Nona Auri telah mengganti pakaian Lucy. Ah, tidak. Mengganti warna sweater-nya saja menjadi warna putih agar tidak menahan hawa panas. Lucy memiliki sweater dengan bermacam motif, warna, dan bahan.

“Lucy. Aku tak tahu harus bagaimana. Maafkan aku. Ini juga cukup sulit bagiku, begitu pula bagimu. Tetapi, inilah hidup, inilah takdir.” Rino tak yakin itu kata yang tepat untuk diucapkan, ia hanya memendamnya dalam hati.

Rino bangkit dari tempat di mana ia duduk, mendekat ke sisi Lucy. Gadis itu bahkan tak menatap balik mata Rino meskipun ia sudah berada di jangkauan pandangan Lucy. Ia terus menatap plafon itu.

Rino melihat bahwa ternyata mata Lucy berkaca-kaca, ia tersenyum pasrah. Lalu mengambil tisu di atas meja dengan tangan kirinya. Tangan kanannya meraih tangan kanan Lucy yang masih terangkat di sana, menggenggamnya seraya menurunkannya perlahan.

Ia juga perlahan duduk di tepi ranjang, mengambil beberapa helai tisu dan mengelap mata Lucy. Kali ini hatinya bisa ia kontrol, sehingga tidak berdegup terlalu kencang seperti saat itu.

Atau mungkin kekhawatirannya lebih besar dari pada degup jantungnya sehingga tak terasa?

Rino menukar tangan kirinya untuk terus menggenggam tangan kanan Lucy, dan menggunakan tangan kanannya untuk mengelap sedikit air mata Lucy. Gadis itu menutup matanya dan membiarkan Rino mengelap matanya dengan lembut.

“Bagaimana perasaanmu, Lucy?”

“Kau bisa melihatnya, bukan?” balas Lucy dengan datar dan terus menatap plafon di atas balas Lucy dengan datar dan terus menatap plafon di atas mereka.

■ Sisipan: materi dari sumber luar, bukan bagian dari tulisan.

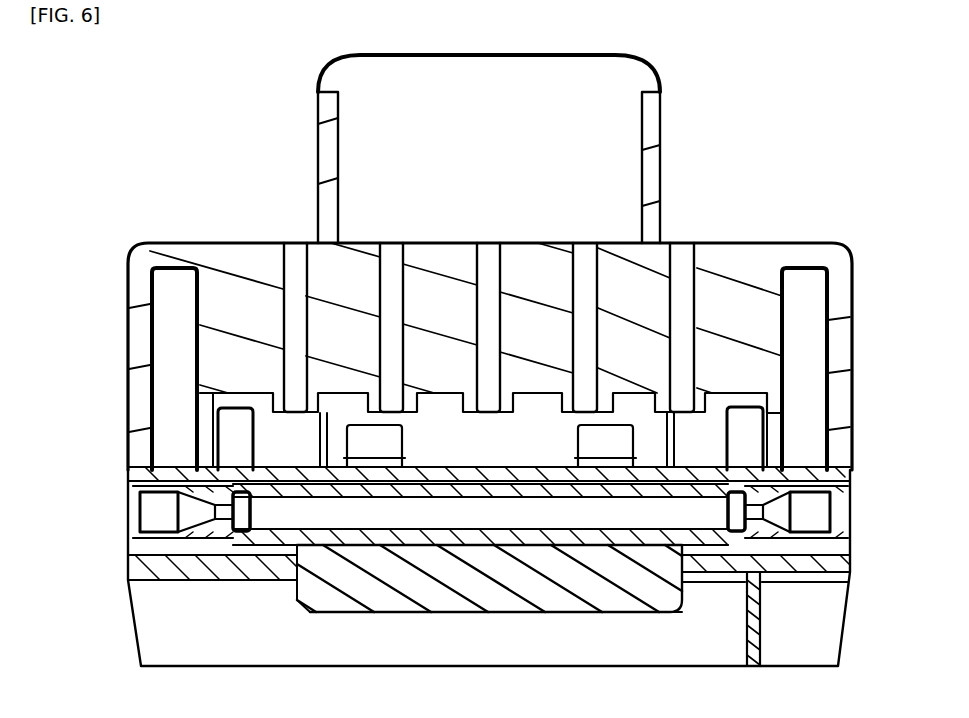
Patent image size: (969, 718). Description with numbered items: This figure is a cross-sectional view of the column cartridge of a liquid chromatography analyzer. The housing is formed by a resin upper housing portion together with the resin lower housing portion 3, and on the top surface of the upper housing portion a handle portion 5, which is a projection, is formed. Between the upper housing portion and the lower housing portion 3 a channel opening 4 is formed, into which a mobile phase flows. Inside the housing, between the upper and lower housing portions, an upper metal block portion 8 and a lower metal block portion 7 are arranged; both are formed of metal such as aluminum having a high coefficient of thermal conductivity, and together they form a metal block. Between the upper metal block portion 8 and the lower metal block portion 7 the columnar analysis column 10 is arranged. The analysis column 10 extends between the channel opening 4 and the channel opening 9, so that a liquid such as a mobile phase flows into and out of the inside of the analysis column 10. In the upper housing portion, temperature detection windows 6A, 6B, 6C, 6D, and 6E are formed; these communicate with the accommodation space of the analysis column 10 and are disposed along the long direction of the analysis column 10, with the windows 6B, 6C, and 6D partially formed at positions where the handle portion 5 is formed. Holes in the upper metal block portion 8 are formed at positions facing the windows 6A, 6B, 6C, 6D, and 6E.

The lower housing portion 3 is at (457, 638).
The channel opening 4 is at (124, 515).
The handle portion 5 is at (665, 118).
The temperature detection window 6A is at (291, 241).
The temperature detection window 6B is at (399, 241).
The temperature detection window 6C is at (482, 241).
The temperature detection window 6D is at (577, 241).
The temperature detection window 6E is at (687, 241).
The lower metal block portion 7 is at (563, 600).
The upper metal block portion 8 is at (504, 478).
The channel opening 9 is at (843, 517).
The analysis column 10 is at (677, 600).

“Terlihat menyedihkan kau tahu? Aku tak yakin, itulah mengapa aku bertanya. Aku ingin mendengar langsung darimu. Maafkan aku sudah mengganggumu.”

Gadis itu hanya terdiam. Air matanya perlahan mulai bisa terbendung. Rasanya aneh juga jika Rino yang terus melakukan hal ini.

Setelahnya Rino kembali duduk di kursi. Menatap Lucy yang terus mencoba menjelajahi seluruh ruangan ini. Tak ada yang berubah selain selang-selang ini.

Rino tidur di kamar tepat di depan pintu kamar Lucy. Ia selalu tidur larut malam untuk mengawasi Lucy selama ini yang juga tidur larut meski sudah diperingatkan. Gadis itu hanya terus diam dan mengabaikan himbauan Rino. Membuat Rino tidur lebih larut untuk mengawasi apakah Lucy benar-benar tidur.

“Kenapa.... Siapa yang memberiku ini?” ujar Lucy seraya mengangkat tangan kirinya.